Qui incatenavo la prima vittima urlante all'ovetto stando ben attenta che il mio busto non si mettesse troppo in orizzontale per non perdere il nano ancora avvinghiato a me, anche lui urlante, ovviamente. Altro giro altra corsa: seconda vittima anche lei al posto di combattimento, con difficoltà, ma incatenata correttamente. Al capolinea l'operazione era inversa. E con l'incedere elegante e leggiadro di un elefante 20 kg in sovrappeso raggiungevo il varco felice di liberarmi dei fardelli per dirigermi spensieratamente al lavoro, agognando il primo caffè della giornata, finalmente.
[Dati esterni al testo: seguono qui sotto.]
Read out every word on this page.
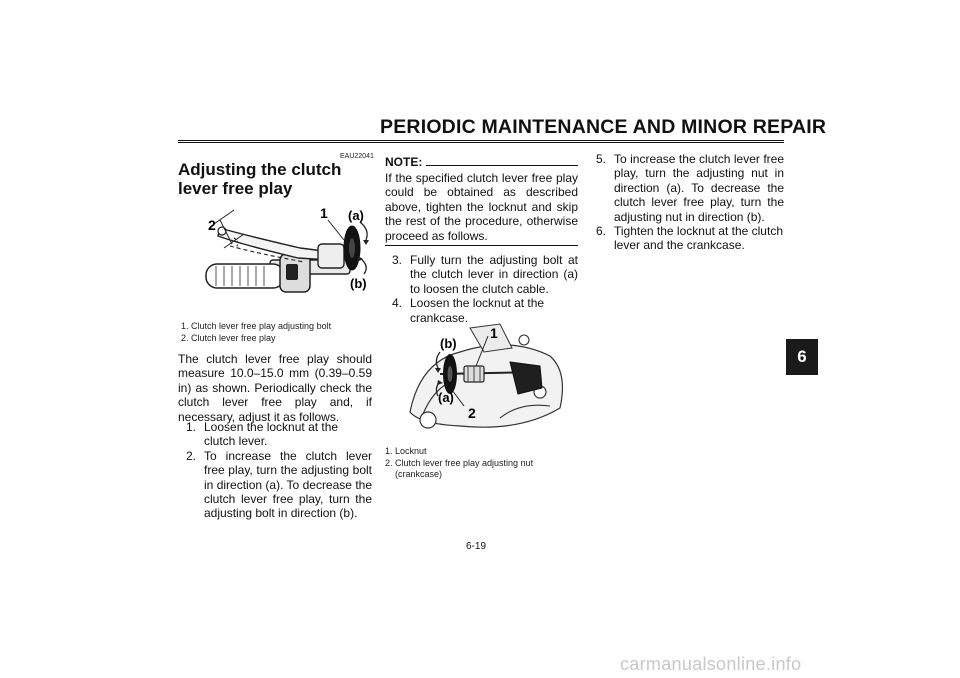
PERIODIC MAINTENANCE AND MINOR REPAIR
6
EAU22041
Adjusting the clutch lever free play
1
2
(a)
(b)
1. Clutch lever free play adjusting bolt
2. Clutch lever free play
The clutch lever free play should measure 10.0–15.0 mm (0.39–0.59 in) as shown. Periodically check the clutch lever free play and, if necessary, adjust it as follows.
1. Loosen the locknut at the clutch lever.
2. To increase the clutch lever free play, turn the adjusting bolt in direction (a). To decrease the clutch lever free play, turn the adjusting bolt in direction (b).
NOTE:
If the specified clutch lever free play could be obtained as described above, tighten the locknut and skip the rest of the procedure, otherwise proceed as follows.
3. Fully turn the adjusting bolt at the clutch lever in direction (a) to loosen the clutch cable.
4. Loosen the locknut at the crankcase.
1
2
(a)
(b)
1. Locknut
2. Clutch lever free play adjusting nut (crankcase)
5. To increase the clutch lever free play, turn the adjusting nut in direction (a). To decrease the clutch lever free play, turn the adjusting nut in direction (b).
6. Tighten the locknut at the clutch lever and the crankcase.
6-19
carmanualsonline.info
E invece la strada in discesa non è. Perché per lavarli e vestirli è una lotta: bisogna inseguirli e cercarli, mentre scappano e si nascondono in tutti gli angoli della casa seminando vittime e disastri. Succede che vestita a metà, mi tocca gattonare sotto i tavoli e gridare i loro nomi correndo lungo il corridoio nella speranza che qualcuno sbuchi da sotto il letto o dalla lavatrice, inclusa mutanda sporca in testa. Che se non avessi fretta sarebbe anche divertente, in fondo. In ascensore ci si arriva con i nostri piedi, per fortuna, adesso. E anche alla macchina, che tanto è sempre parcheggiata nel cortile interno e i pericoli sono limitati. Il guaio è quando si arriva a destinazione, cioè a scuola. Stamattina l'ho pianificata per bene, la strategia per l'atterraggio. Tommaso lato guidatore e Lorenzo alla sua destra. Parcheggio davanti al giardino della scuola, sul marciapiede. Apertura della sola portiera di destra. Distesa lungo tutto il sedile sgancio e libero Tommaso che goffamente inizia a divincolarsi per raggiungere me e Lorenzo. Nel frattempo sgancio e libero Lorenzo e lo poggio sul marciapiede, aspettando che Tommaso lentamente si avvicini a noi lungo il sedile e aiutandolo a scavalcare il seggiolino del fratello. Il problema è che lo scavalca maldestramente e gli vola una scarpa. A quel punto mi ritrovo con due nani in una mano, allungata dentro la macchina nel tentativo di recuperare la scarpa perduta sotto il sedile e Lorenzo che vuole lanciarsi verso le macchine, strillando bruuum bruuum. Per fortuna a quel punto, da lontano, accorre una signora, credo tedesca dall'accento, sorridente e dall'aria distinta, e mi chiede: "sono gemelli?". Io vorrei fulminarla, ma mi mordo la lingua tenendo a freno una delle mie solite battute simpatiche sulle domande retoriche. Capisco che posso, che devo approfittarne. "Signora, non è che gentilmente me lo tiene?". E le allungo la manina di Lorenzo. Lei lo prende in braccio e lui urla, piange, scalcia, si inarca e si dimena. Forse le rompe qualche costola, ma io, nel frattempo, riesco a recuperare la scarpa e a infilarla al piede del mio Cenerentolo. Recupero anche Rambo, ringrazio la signora e saluto gentilmente. Dimenticando di offrirmi di pagare il conto della clinica.
Il caffè, la mattina, arriva sempre troppo tardi.